Steve Aschburner: Do you really want to know? I’m answering this because it’s been asked, but frankly, I’d rather not be writing about or focusing on the Lakers for a while. Squeaky wheel, way too much grease from media and fans. It’s been silly, all this melodrama and he said/he said rancor after a 1-4 start, mostly without key guy Steve Nash available. They needed more time under Mike Brown, as they would have under any coach — including Mike D’Antoni — to find their game, build their trust, etc. If it doesn’t happen now, the cloud of Phil Jackson will hang over the whole season. This feels like a rewind of the Dwight Howard soap opera from last season, only with Howard as a supporting actor this time. Actually, it feels worse — like the team ought to be renamed the Los Angeles Kardashians. They’re actually making the 2010-11 Miami Heat seem like a C-Span snoozer by comparison.
Fran Blinebury: While it was way silly and ridiculous for Jim Buss to hand Mike Brown his head just after he patted him on the back, it was a move that had to be made. The move to bring in Nash is to win now and there is little time to waste. It makes sense to have a coach whose philosophy and system should get the most out of Nash and Howard and should not negatively affect Kobe or Pau.
Jeff Caplan: Absolutely I like what they’ve done. The worst thing would have been to wait and really let things fester, which they would have. Look, it was obvious Mike Brown and the players didn’t connect. Whether it was the Princeton offense or Brown’s choice in ties, it doesn’t really matter. There was a disconnect there, the players did not believe in his ability to guide them. I have no problem with how they went about firing Brown and then hiring Mike D’Antoni late at night when it appeared Phil Jackson was ready to return. Personally, I think they made a good choice for now and the long-term.

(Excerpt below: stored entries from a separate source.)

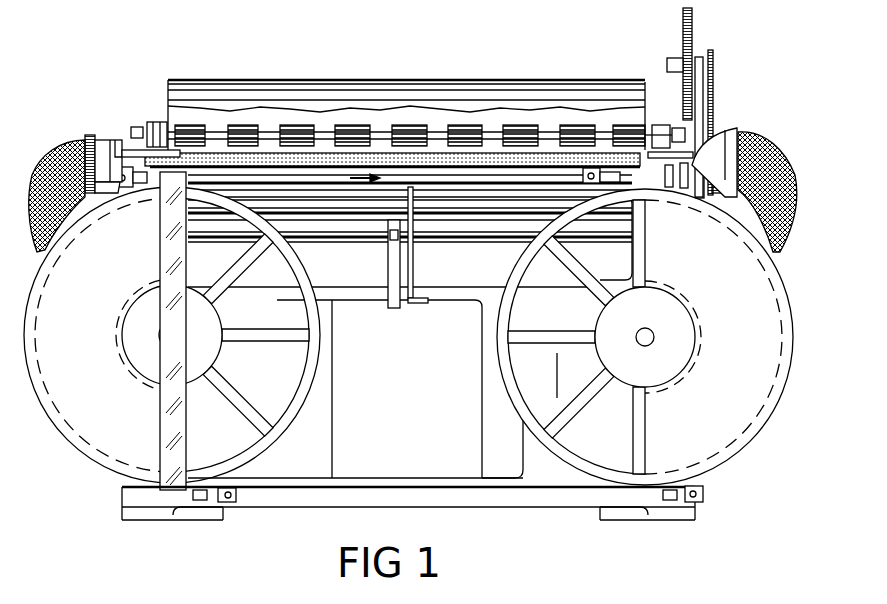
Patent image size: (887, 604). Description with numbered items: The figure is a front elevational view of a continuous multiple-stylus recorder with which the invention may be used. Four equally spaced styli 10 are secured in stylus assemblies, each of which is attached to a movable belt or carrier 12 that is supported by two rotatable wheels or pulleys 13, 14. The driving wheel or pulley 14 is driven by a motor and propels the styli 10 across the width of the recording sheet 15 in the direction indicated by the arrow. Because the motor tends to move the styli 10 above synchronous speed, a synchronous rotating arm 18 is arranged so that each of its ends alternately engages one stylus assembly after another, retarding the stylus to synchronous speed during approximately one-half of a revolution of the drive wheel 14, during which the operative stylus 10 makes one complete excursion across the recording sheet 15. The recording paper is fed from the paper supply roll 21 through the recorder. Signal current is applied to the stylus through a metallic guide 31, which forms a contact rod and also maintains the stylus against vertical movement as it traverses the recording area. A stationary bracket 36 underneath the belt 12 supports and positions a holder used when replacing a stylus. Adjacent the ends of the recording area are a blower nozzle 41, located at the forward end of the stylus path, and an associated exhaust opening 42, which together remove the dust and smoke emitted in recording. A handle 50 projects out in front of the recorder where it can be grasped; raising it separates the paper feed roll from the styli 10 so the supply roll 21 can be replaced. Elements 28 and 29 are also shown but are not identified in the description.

The styli 10 is at (118, 196).
The movable belt or carrier 12 is at (492, 490).
The rotatable wheel or pulley 13 is at (313, 343).
The driving wheel or pulley 14 is at (502, 348).
The recording sheet 15 is at (338, 112).
The synchronous rotating arm 18 is at (167, 252).
The paper supply roll 21 is at (513, 100).
The threaded adjusting rod 28 is at (692, 33).
The guide rod 29 is at (715, 85).
The metallic guide 31 is at (435, 163).
The stationary bracket 36 is at (415, 270).
The blower nozzle 41 is at (712, 145).
The exhaust opening 42 is at (110, 153).
The handle 50 is at (390, 270).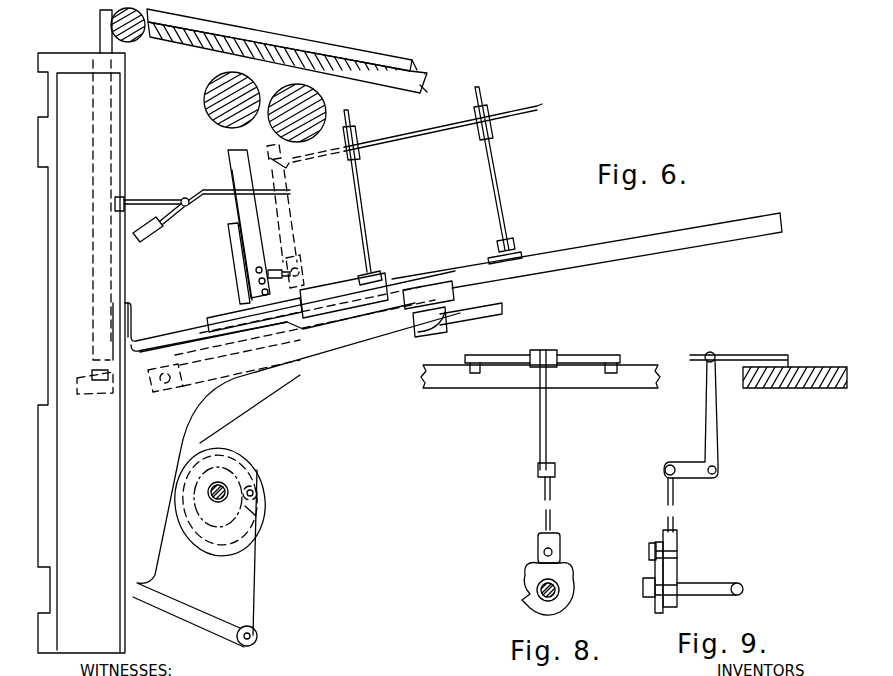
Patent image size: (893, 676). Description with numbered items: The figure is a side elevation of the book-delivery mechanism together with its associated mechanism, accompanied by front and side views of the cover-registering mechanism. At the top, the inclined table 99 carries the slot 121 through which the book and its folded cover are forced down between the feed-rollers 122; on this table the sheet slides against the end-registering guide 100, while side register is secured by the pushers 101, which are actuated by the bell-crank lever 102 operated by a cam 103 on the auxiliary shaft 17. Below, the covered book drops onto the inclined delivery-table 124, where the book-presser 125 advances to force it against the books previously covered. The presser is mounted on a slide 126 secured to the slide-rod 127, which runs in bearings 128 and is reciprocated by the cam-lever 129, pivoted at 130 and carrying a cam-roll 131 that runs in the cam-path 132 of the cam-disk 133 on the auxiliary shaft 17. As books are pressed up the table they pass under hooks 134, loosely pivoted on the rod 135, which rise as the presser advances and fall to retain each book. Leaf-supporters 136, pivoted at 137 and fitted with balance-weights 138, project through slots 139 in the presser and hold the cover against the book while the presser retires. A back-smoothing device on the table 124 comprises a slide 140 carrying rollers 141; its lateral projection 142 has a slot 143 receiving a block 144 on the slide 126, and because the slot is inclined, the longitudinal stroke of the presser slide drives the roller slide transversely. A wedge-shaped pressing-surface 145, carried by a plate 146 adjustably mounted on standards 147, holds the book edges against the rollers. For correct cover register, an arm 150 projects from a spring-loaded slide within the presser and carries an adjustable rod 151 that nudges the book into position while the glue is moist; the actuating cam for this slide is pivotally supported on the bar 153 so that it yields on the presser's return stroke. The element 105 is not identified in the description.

In FIG. 6, the auxiliary shaft 17 is at (223, 503).
In FIG. 8, the auxiliary shaft 17 is at (542, 588).
In FIG. 9, the auxiliary shaft 17 is at (723, 593).
In FIG. 6, the inclined table 99 is at (385, 98).
In FIG. 6, the end-registering guide 100 is at (415, 63).
In FIG. 9, the pushers 101 is at (749, 357).
In FIG. 8, the bell-crank lever 102 is at (546, 437).
In FIG. 9, the bell-crank lever 102 is at (715, 445).
In FIG. 8, the cam 103 is at (568, 592).
In FIG. 9, the cam 103 is at (657, 567).
In FIG. 6, the plate 105 is at (335, 49).
In FIG. 6, the slot 121 is at (313, 31).
In FIG. 6, the feed-rollers 122 is at (270, 122).
In FIG. 6, the inclined delivery-table 124 is at (540, 247).
In FIG. 6, the book-presser 125 is at (248, 244).
In FIG. 6, the slide 126 is at (181, 370).
In FIG. 6, the slide-rod 127 is at (503, 310).
In FIG. 6, the bearings 128 is at (432, 336).
In FIG. 6, the cam-lever 129 is at (207, 430).
In FIG. 6, the pivot 130 is at (257, 632).
In FIG. 6, the cam-roll 131 is at (258, 488).
In FIG. 6, the cam-path 132 is at (257, 513).
In FIG. 6, the cam-disk 133 is at (247, 467).
In FIG. 6, the hooks 134 is at (292, 173).
In FIG. 6, the rod 135 is at (373, 150).
In FIG. 6, the leaf-supporters 136 is at (204, 189).
In FIG. 6, the pivot 137 is at (181, 198).
In FIG. 6, the balance-weights 138 is at (152, 240).
In FIG. 6, the slots 139 is at (247, 208).
In FIG. 6, the slide 140 is at (377, 290).
In FIG. 6, the rollers 141 is at (326, 298).
In FIG. 6, the lateral projection 142 is at (200, 335).
In FIG. 6, the slot 143 is at (278, 320).
In FIG. 6, the block 144 is at (200, 330).
In FIG. 6, the wedge-shaped pressing-surface 145 is at (340, 158).
In FIG. 6, the plate 146 is at (402, 135).
In FIG. 6, the standards 147 is at (497, 173).
In FIG. 6, the arm 150 is at (150, 12).
In FIG. 6, the rod 151 is at (290, 262).
In FIG. 6, the bar 153 is at (145, 340).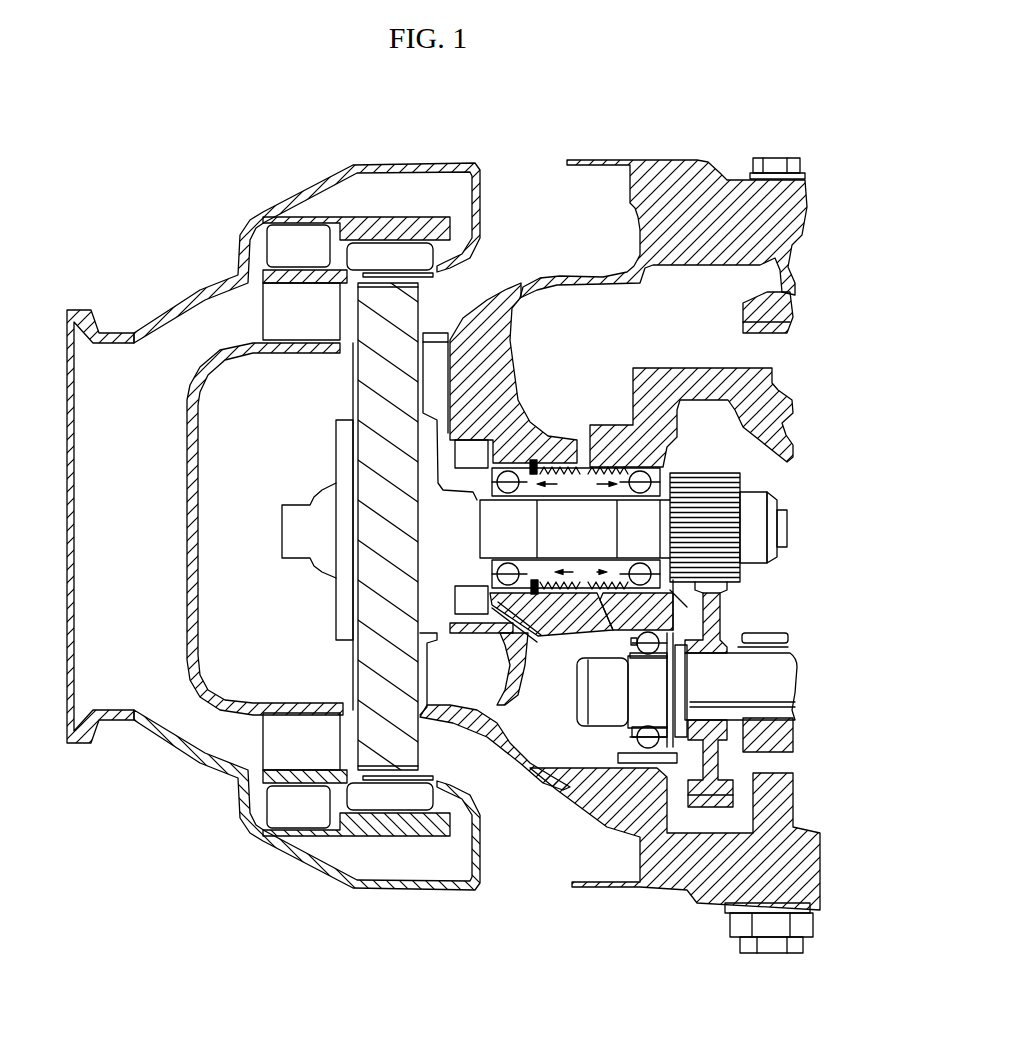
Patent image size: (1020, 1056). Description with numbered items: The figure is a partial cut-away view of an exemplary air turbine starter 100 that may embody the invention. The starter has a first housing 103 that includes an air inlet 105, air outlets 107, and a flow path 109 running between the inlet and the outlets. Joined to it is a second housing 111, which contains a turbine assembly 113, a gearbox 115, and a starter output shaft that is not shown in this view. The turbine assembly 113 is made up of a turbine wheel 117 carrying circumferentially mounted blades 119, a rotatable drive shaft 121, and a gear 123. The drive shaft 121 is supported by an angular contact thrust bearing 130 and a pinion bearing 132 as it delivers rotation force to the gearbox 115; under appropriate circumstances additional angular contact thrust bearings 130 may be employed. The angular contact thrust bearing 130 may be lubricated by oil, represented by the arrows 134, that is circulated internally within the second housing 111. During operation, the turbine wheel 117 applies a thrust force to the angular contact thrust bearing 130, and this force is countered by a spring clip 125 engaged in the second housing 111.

Scott Howard-Cooper: The same as I did before: Definitely a contender to win the West and, therefore, a possibility to challenge the Heat. There’s an excellent starting lineup with everyone healthy, a weak bench, and they’re a work in progress — especially on offense — while integrating Steve Nash and Dwight Howard. The switch from Mike Brown to Mike D’Antoni changes nothing. It was a quick hook for Brown, but also understandable.
John Schuhmann: I think it’s pretty ridiculous that they were fine with Mike Brown, Eddie Jordan and the Princeton offense this summer, but then decided five games into the season that they couldn’t go on with that system and coach. If you fire a guy after five games, you obviously didn’t believe in him in the first place. And with the way the Phil Jackson situation was mishandled, it’s clear that Jim Buss was not born to lead. That being said, Brown was never a good fit in L.A. and I’m looking forward to seeing what Mike D’Antoni does with the Lakers’ offense, though I believe they need more perimeter shooting to run D’Antoni’s system at optimum efficiency. Heck, they need more shooting no matter what offense they’re running.
Sekou Smith: Mike D’Antoni is a quality choice as a coach for any franchise anywhere in basketball. So the Lakers got that much right in their quest to replace Mike Brown. My problem is not and never will be with choosing D’Antoni. But the method to their madness is not befitting of a franchise of the Lakers’ stature. As one of the standard-bearers in the NBA (and really, all of sports), this process was beneath the Lakers. Toying with a legend like Phil Jackson the way they did reeks of a petty and dysfunctional leadership structure that flies in the face of everything we’ve come to know about the Lakers over the past 40 years.